The common diabetes drug metformin could be used in patients with chronic inflammatory conditions to reduce the side effects of steroids such as serious infections, a proof of concept trial suggests.
In the phase II trial 53 patients with a range of chronic inflammatory conditions were given a median dose of 20 mg prednisolone plus metformin or placebo for 12 weeks.
While no significant changes in the primary outcome of visceral-to-subcutaneous fat area ratio were seen between the groups, patients taking metformin showed improvements in metabolic, bone, cardiovascular and inflammatory surrogate parameters.

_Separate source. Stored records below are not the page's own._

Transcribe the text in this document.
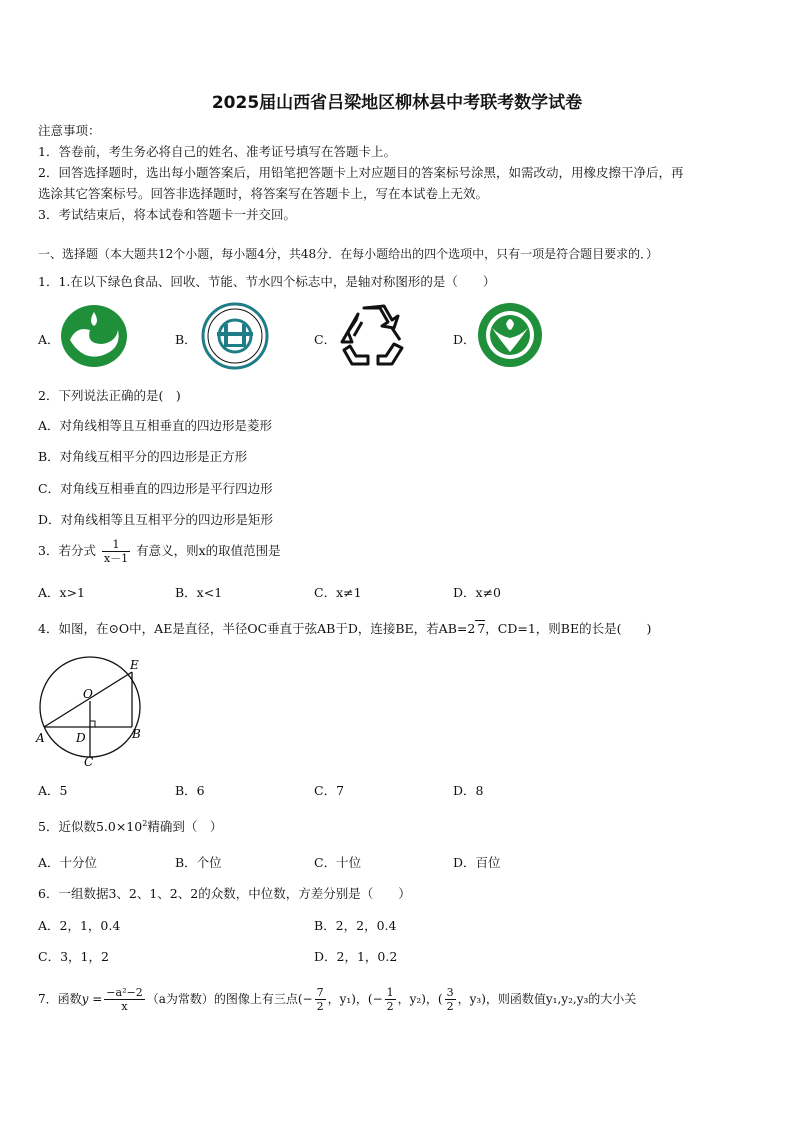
2025届山西省吕梁地区柳林县中考联考数学试卷
注意事项：
1．答卷前，考生务必将自己的姓名、准考证号填写在答题卡上。
2．回答选择题时，选出每小题答案后，用铅笔把答题卡上对应题目的答案标号涂黑，如需改动，用橡皮擦干净后，再
选涂其它答案标号。回答非选择题时，将答案写在答题卡上，写在本试卷上无效。
3．考试结束后，将本试卷和答题卡一并交回。
一、选择题（本大题共12个小题，每小题4分，共48分．在每小题给出的四个选项中，只有一项是符合题目要求的．）
1．1.在以下绿色食品、回收、节能、节水四个标志中，是轴对称图形的是（　　）
A．	B．	C．	D．
2．下列说法正确的是(　)
A．对角线相等且互相垂直的四边形是菱形
B．对角线互相平分的四边形是正方形
C．对角线互相垂直的四边形是平行四边形
D．对角线相等且互相平分的四边形是矩形
3．若分式 $\frac{1}{x-1}$ 有意义，则x的取值范围是
A．x>1	B．x<1	C．x≠1	D．x≠0
4．如图，在⊙O中，AE是直径，半径OC垂直于弦AB于D，连接BE，若AB=2 7，CD=1，则BE的长是(　　)
O
E
A	D	B
C
A．5	B．6	C．7	D．8
5．近似数$5.0\times 10^2$精确到（　）
A．十分位	B．个位	C．十位	D．百位
6．一组数据3、2、1、2、2的众数，中位数，方差分别是（　　）
A．2，1，0.4	B．2，2，0.4
C．3，1，2	D．2，1，0.2
7．函数$y = \frac{\text{−a²−2}}{x} (a$为常数）的图像上有三点(− $\frac{7}{2}$ ，y₁)，(− $\frac{1}{2}$ ，y₂)，( $\frac{3}{2}$ ，y₃)，则函数值y₁,y₂,y₃的大小关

Patients in the metformin group were also less likely to contract pneumonia (1 vs 7 events; p=0·01) or moderate-to-severe infections (2 vs 11; p=0·001), the researchers reported in their paper published in The Lancet Diabetes and Endocrinology.

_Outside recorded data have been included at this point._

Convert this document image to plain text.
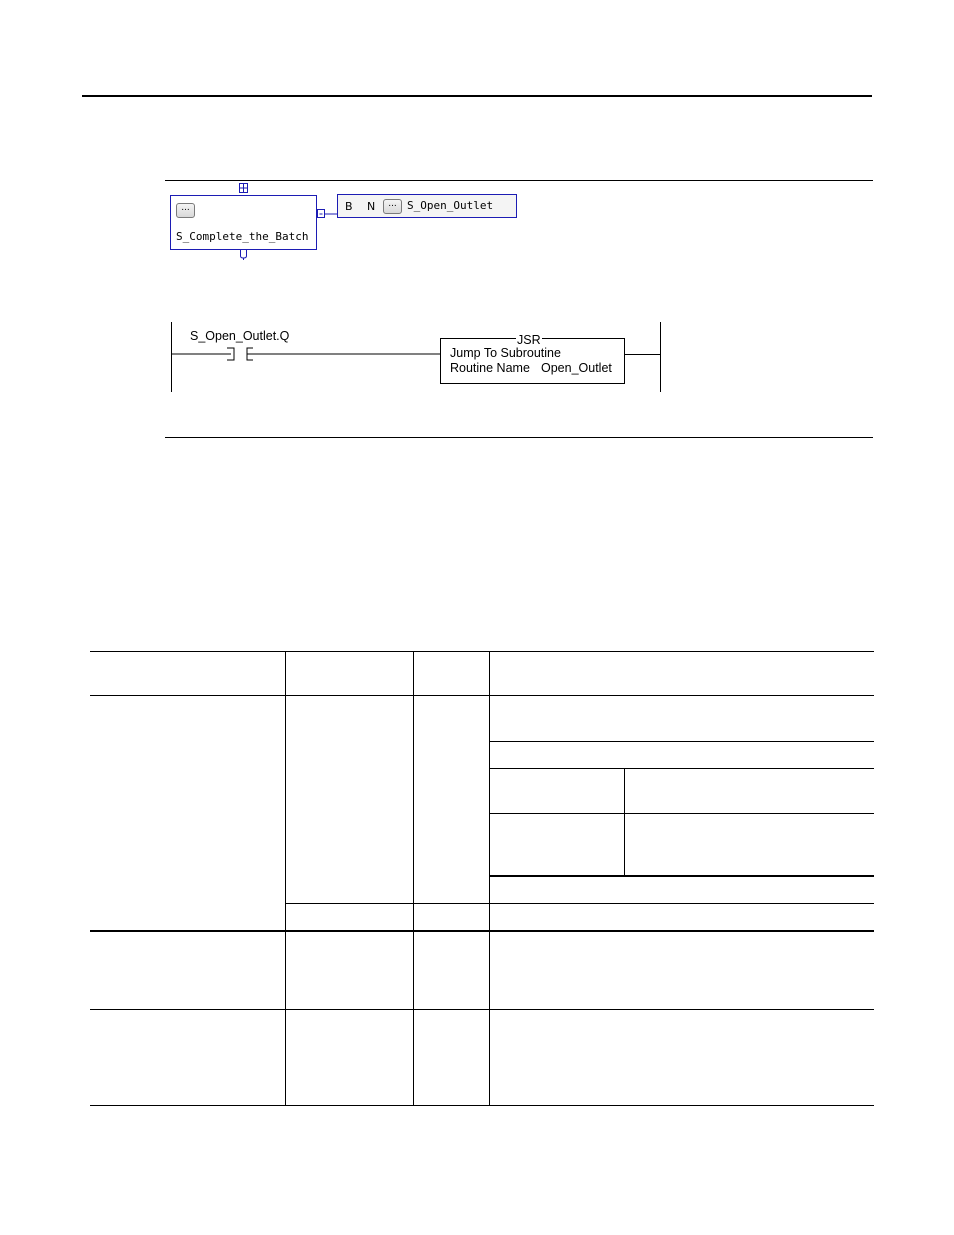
...
S_Complete_the_Batch
B N	... S_Open_Outlet
S_Open_Outlet.Q	JSR
Jump To Subroutine
Routine Name Open_Outlet
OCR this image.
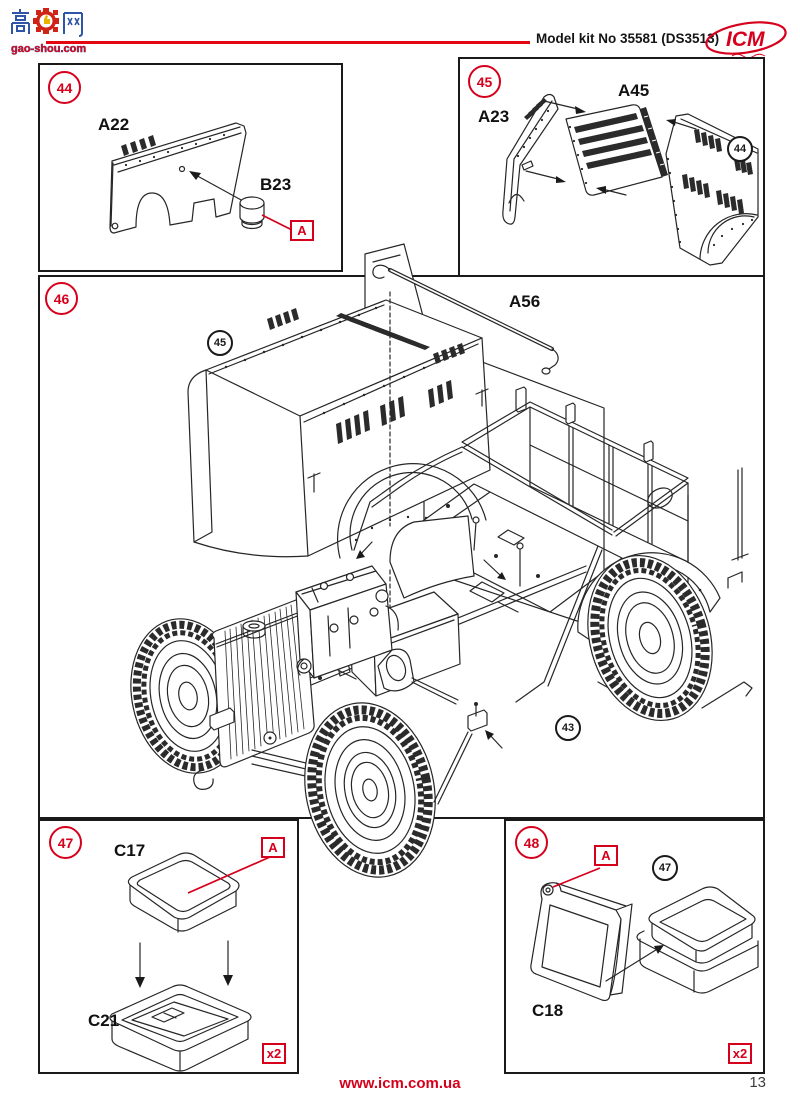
gao-shou.com
Model kit No 35581 (DS3513) ICM
44
A22
B23
A
45
A23
A45
44
46
45
43
A56
47	C17	A
C21
x2
48
A
47
C18
x2
www.icm.com.ua	13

Lead author Professor Márta Korbonits, Professor of Endocrinology at Barts and the London School of Medicine and Dentistry at Queen Mary, said the ‘strikingly positive’ findings suggested that a simple and immediately available intervention could improve the clinical status of patients on glucocorticoid treatment.

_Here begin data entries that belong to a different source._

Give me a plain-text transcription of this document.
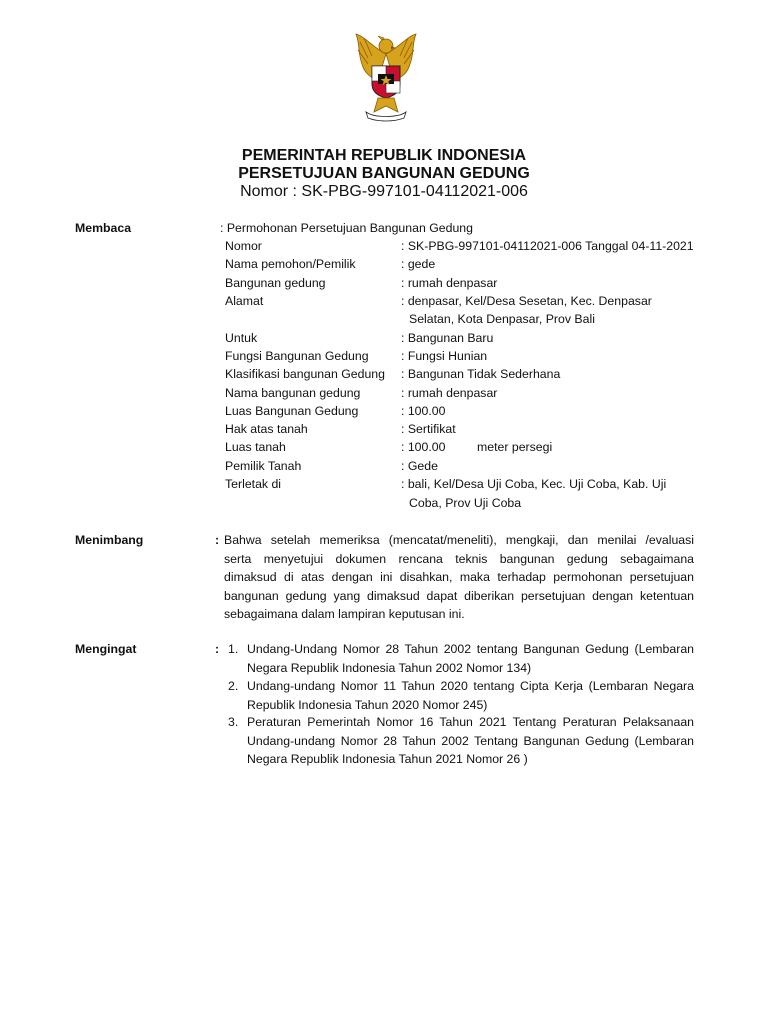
PEMERINTAH REPUBLIK INDONESIA
PERSETUJUAN BANGUNAN GEDUNG
Nomor : SK-PBG-997101-04112021-006
Membaca	: Permohonan Persetujuan Bangunan Gedung
Nomor	: SK-PBG-997101-04112021-006 Tanggal 04-11-2021
Nama pemohon/Pemilik	: gede
Bangunan gedung	: rumah denpasar
Alamat	: denpasar, Kel/Desa Sesetan, Kec. Denpasar
Selatan, Kota Denpasar, Prov Bali
Untuk	: Bangunan Baru
Fungsi Bangunan Gedung	: Fungsi Hunian
Klasifikasi bangunan Gedung : Bangunan Tidak Sederhana
Nama bangunan gedung	: rumah denpasar
Luas Bangunan Gedung	: 100.00
Hak atas tanah	: Sertifikat
Luas tanah	: 100.00	meter persegi
Pemilik Tanah	: Gede
Terletak di	: bali, Kel/Desa Uji Coba, Kec. Uji Coba, Kab. Uji
Coba, Prov Uji Coba
Menimbang	: Bahwa setelah memeriksa (mencatat/meneliti), mengkaji, dan menilai /evaluasi
serta menyetujui dokumen rencana teknis bangunan gedung sebagaimana
dimaksud di atas dengan ini disahkan, maka terhadap permohonan persetujuan
bangunan gedung yang dimaksud dapat diberikan persetujuan dengan ketentuan
sebagaimana dalam lampiran keputusan ini.
Mengingat	: 1. Undang-Undang Nomor 28 Tahun 2002 tentang Bangunan Gedung (Lembaran
Negara Republik Indonesia Tahun 2002 Nomor 134)
2. Undang-undang Nomor 11 Tahun 2020 tentang Cipta Kerja (Lembaran Negara
Republik Indonesia Tahun 2020 Nomor 245)
3. Peraturan Pemerintah Nomor 16 Tahun 2021 Tentang Peraturan Pelaksanaan
Undang-undang Nomor 28 Tahun 2002 Tentang Bangunan Gedung (Lembaran
Negara Republik Indonesia Tahun 2021 Nomor 26 )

“The results could have a huge impact on the large number of patients on long-term glucocorticoids, improving treatment-related complications and their cardiovascular prognosis,” she said.
In an accompanying comment, Martin Reincke from the Ludwig Maximilian University of Munich in Germany, said that the “stunning efficacy of metformin on these surrogate parameters might call for immediate action.”
“If metformin is capable of reversing the side-effects of glucocorticoids, why not prophylactically treat every patient exposed to excess glucocorticoids with this drug?” he asked.
However, he pointed out the very small sample size and short duration of the trial meant that a larger, phase III trial would be needed before any changes to clinical practice were made.